Both Experian and Kelley BlueBook rated Hyundai as the number one brand in customer loyalty, and yes, that means that the formerly lowly little Korean brand beats Mercedes Benz, BMW, Audi and any other luxury brand you can name.

Hyundai’s Magic Trick

What Hyundai did to pull off this magic trick was basically throw out the blueprints along with the drawing board. The latest cars bear no resemblance to the econoboxes that sullied their dealerships just a few years ago.

Their entry level Accent is now soundly beating standard-bearers Honda’s Civic and Toyota’s Corolla on every possible level: build quality, performance, fuel economy, styling and price.

The same applies to their thoroughly reimagined product line all the way up to their luxocruiser Equus which takes direct aim at unimaginably august automobiles such as the BMW 7-Series, Mercedes S-Class and Audi A8… and trounces them mercilessly. The Equus even comes in a stretch limousine version!

A Hyundai Limo. Really!

Any Rip Van Winkle waking up to the prospect of a Hyundai limo could certainly be forgiven for thinking he is in another dimension. The re-creation of Hyundai from a purveyor of slovenly student/secretary econocommuters to the positioning of an entire full-fledged product line that shellacs the competition from any nation and at any price point was accomplished by:

  • Ignoring the past – Determining that its Pony/Excel past was no more relevant to its future than the Edsel is to Ford’s, Hyundai unapologetically aspired to the aura of a world-class brand.
  • Building the best – Quality has always been and continues to be a primary driver of sales in any product. By thoroughly reengineering and revitalizing its entire production paradigm, Hyundai has matched or exceeded its competition.
  • Making it look good – Hyundai’s swoopy styling has been widely lauded.
  • Providing value – Hyundai’s quality is available at far less than its competitors’ comparable models. Hyundais are generally 10-20% cheaper than what would be expected for a similar car, thus powerfully appealing to recession-weary consumers.

Invoking Public Amnesia

Any brand can emulate the Hyundai turnaround business model: All it takes is to realize that no matter what your company’s niche or reputation, it can be thoroughly rehabilitated by offering jaw-dropping products at the best prices around. All of a sudden no one will remember what borderline junk you were trying to push in 2005, 1995 or before, as they’ll be too busy stampeding to your checkout.

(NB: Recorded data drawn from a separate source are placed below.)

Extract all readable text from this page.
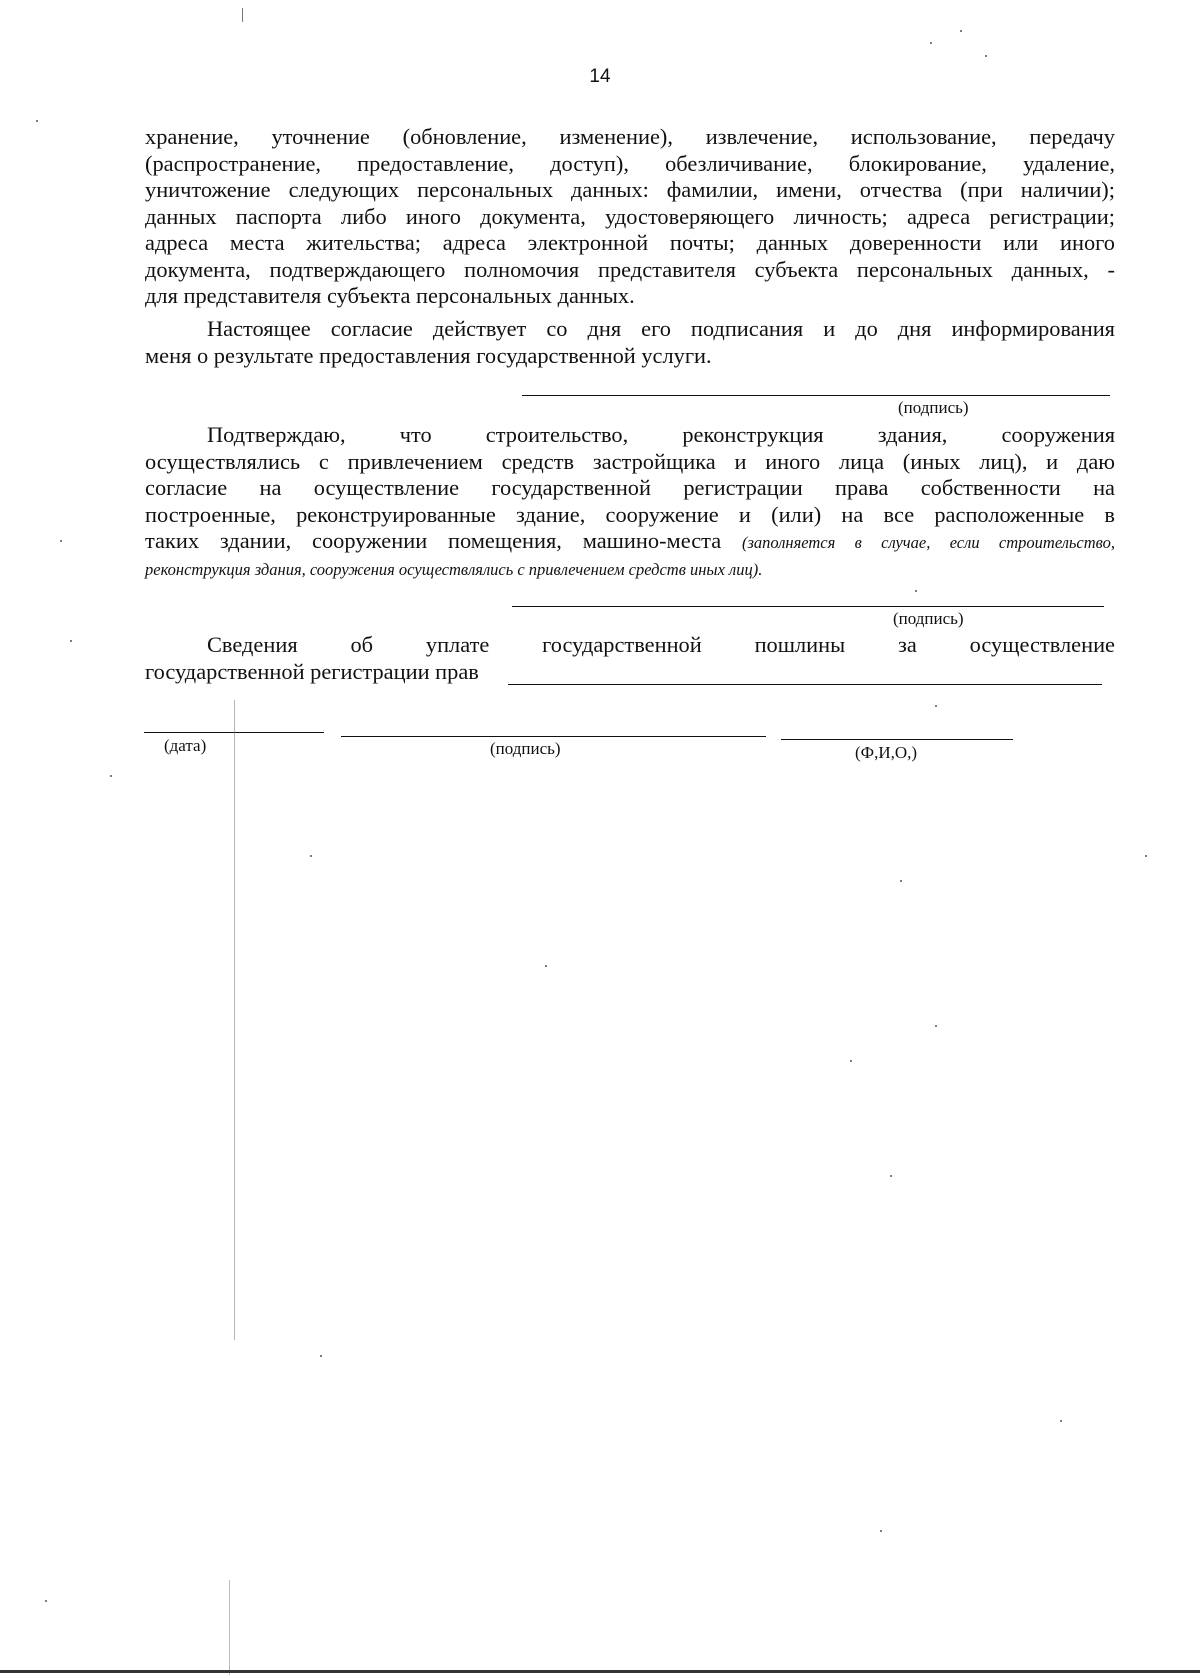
14
хранение, уточнение (обновление, изменение), извлечение, использование, передачу
(распространение, предоставление, доступ), обезличивание, блокирование, удаление,
уничтожение следующих персональных данных: фамилии, имени, отчества (при наличии);
данных паспорта либо иного документа, удостоверяющего личность; адреса регистрации;
адреса места жительства; адреса электронной почты; данных доверенности или иного
документа, подтверждающего полномочия представителя субъекта персональных данных, -
для представителя субъекта персональных данных.
Настоящее согласие действует со дня его подписания и до дня информирования
меня о результате предоставления государственной услуги.
(подпись)
Подтверждаю, что строительство, реконструкция здания, сооружения
осуществлялись с привлечением средств застройщика и иного лица (иных лиц), и даю
согласие на осуществление государственной регистрации права собственности на
построенные, реконструированные здание, сооружение и (или) на все расположенные в
таких здании, сооружении помещения, машино-места (заполняется в случае, если строительство,
реконструкция здания, сооружения осуществлялись с привлечением средств иных лиц).
(подпись)
Сведения об уплате государственной пошлины за осуществление
государственной регистрации прав
(дата)	(подпись)	(Ф,И,О,)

How Hyundai managed to leapfrog from ugly duckling to perfect princess is a study in how any brand can reinvent itself in the blink of an eye to gain a phenomenal competitive advantage. It also speaks volumes as to how short the brand memory of the public really is. If your brand can invent the better mousetrap, then it is still true that the world will beat a path to your door.